Virginia U.S. District Court Approves Service by Social Media

As recently reported in Virginia Lawyers Weekly (Mar. 5, 2014) the Alexandria U.S. District Court issued a decision last month in which the Court approved service of process service of process on an individual in a foreign country in a lawsuit via Facebook, LinkedIn and email. 

Case Background

In WhosHere Inc. v. Orun (VLW 014-3-103; No. 1:13-cv-526-AJT-TRJ, 2014 U.S. Dist. LEXIS 22084 (E.D. Va. Feb. 20, 2014)), a trademark infringement  case, plaintiff WhosHere Inc. launched a “social proximity networking application” in 2008 that allows users to create online profiles and meet people near them with similar interests.  The company has sued Turkish resident Gökhan Örün, who is doing business as “WhoNear” and “whonearme,” both of which plaintiff alleges are unauthorized imitations of the WhosHere® trademark, according to WhosHere Inc.’s Complaint.

Prior to filing suit, WhosHere contacted defendant using email to notify him of the alleged infringement. Although the defendant responded to emails, and provided plaintiff with additional contact information including a second email address and a Skype username, he continued to use the “WhoNear” name.

Requirements for Service

Service of process on a foreign individual must comply with constitutional due process requirements, as well as FRCP 4(f)  , as noted by the Court. To satisfy due process, service must provide interested parties with:

  • Notice reasonably calculated to inform them of the action.
  • Opportunity to object.

FRCP 4(f)(3) allows service by any means, so long as it:

  • Is not prohibited by any international agreement.
  • Meets constitutional notions of due process.

The court first determined that WhosHere's proposed methods of service were not prohibited by the Hague Convention.
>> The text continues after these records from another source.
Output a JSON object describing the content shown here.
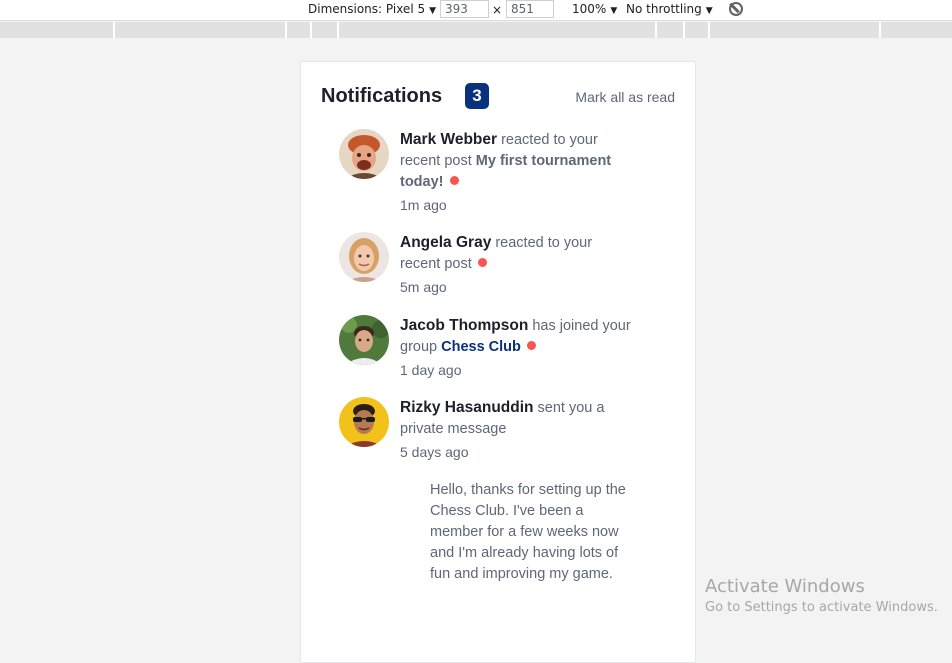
{
  "devtools": {
    "dimensions_label": "Dimensions: Pixel 5",
    "width_value": "393",
    "times": "×",
    "height_value": "851",
    "zoom": "100%",
    "throttling": "No throttling"
  },
  "header": {
    "title": "Notifications",
    "count": "3",
    "mark_all": "Mark all as read"
  },
  "notifications": [
    {
      "name": "Mark Webber",
      "action": "reacted to your recent post",
      "post": "My first tournament today!",
      "time": "1m ago",
      "avatar_icon": "avatar-mark-webber"
    },
    {
      "name": "Angela Gray",
      "action": "reacted to your recent post",
      "time": "5m ago",
      "avatar_icon": "avatar-angela-gray"
    },
    {
      "name": "Jacob Thompson",
      "action": "has joined your group",
      "group": "Chess Club",
      "time": "1 day ago",
      "avatar_icon": "avatar-jacob-thompson"
    },
    {
      "name": "Rizky Hasanuddin",
      "action": "sent you a private message",
      "time": "5 days ago",
      "message": "Hello, thanks for setting up the Chess Club. I've been a member for a few weeks now and I'm already having lots of fun and improving my game.",
      "avatar_icon": "avatar-rizky-hasanuddin"
    }
  ],
  "watermark": {
    "line1": "Activate Windows",
    "line2": "Go to Settings to activate Windows."
  },
  "colors": {
    "badge": "#0a317b",
    "unread_dot": "#f65552",
    "name_text": "#1c202b",
    "body_text": "#5e6778"
  }
}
While Article 2 of the Convention generally requires documents in civil matters to be served through a central authority, Article 10 permits "alternative means" of service, so long as the destination state does not object to these means.

Attempted Service

Whoshere ultimately filed suit in July 2013, and emailed a courtesy copy of the Complaint to the defendant.  They attempted to serve process through the Turkish Ministry of Justice under Rule 4(f)(1).  However, the Ministry returned the summons and complaint to the U.S. Office of Foreign Litigation because the defendant could not be located at the provided address. 

Alternative methods of service allowed

After Whoshere’s efforts to serve Örün under the Hague Convention failed, Whoshere  moved the Court to serve Örün through the two email addresses, Facebook, and LinkedIn pursuant to Rule 4(f)(3), which provides for service on foreign individuals “by other means not prohibited by international agreement.” (see footnote 2).

In granting the motion, U.S. Magistrate Judge Thomas Rawles Jones Jr. held that alternative means of service satisfied due process in this case because it was “reasonably calculated to provide notice under the circumstances.” Slip Op. at 5. Judge Jones found preliminarily that Turkey has not specifically objected to service by email or social media networking sites, as signatories to the Hague Convention may do.  Importantly, Rule 4(f) does not favor one of the three enumerated methods of service of process over the other, nor does it require a plaintiff to first attempt service pursuant to Rule 4(f)(1) or Rule 4(f)(2) before trying alternate methods.  He concluded that the four methods used to contact the defendant (two email address, Facebook, and LinkedIn) collectively are “highly likely to provide defendant notice” of the suit, because defendant himself provided plaintiff with his email addresses and the social networking profiles were verified to be the defendant’s.  Slip Op. at 7. Judge Jones also stated that courts have been flexible in applying Rule 4(f)(3) to allow service by email and social networking sites previously, citing decisions from federal courts in New York, Georgia and Florida as examples. 

Application to other cases requiring service of process on an individual in a foreign country

We could see a trend towards service of process on an individual in a foreign country through email or social media.  Even if service of process on a foreign individual is unsuccessful under the Hague Convention, federal courts have broad discretion to allow alternative means of service, as long as these means do not violate any international agreement ,comport with constitutional notions of due process, and are reasonably calculated to provide the defendant with notice of the litigation.


1The ruling can be found here:
2Rule 4(f) governs service of process on an individual in a foreign country and provides three mechanisms of service:
(1) by any internationally agreed means of service that is reasonably calculated to give notice, such as those authorized by the Hague Convention on the Service Abroad of Judicial and Extrajudicial Documents;
(2) if there is no internationally agreed means, or if an international agreement allows but does not specify other means, by [certain specified means outlined in the Rule] reasonably calculated to give notice . . .; or
(3) by other means not prohibited by international agreement, as the court orders.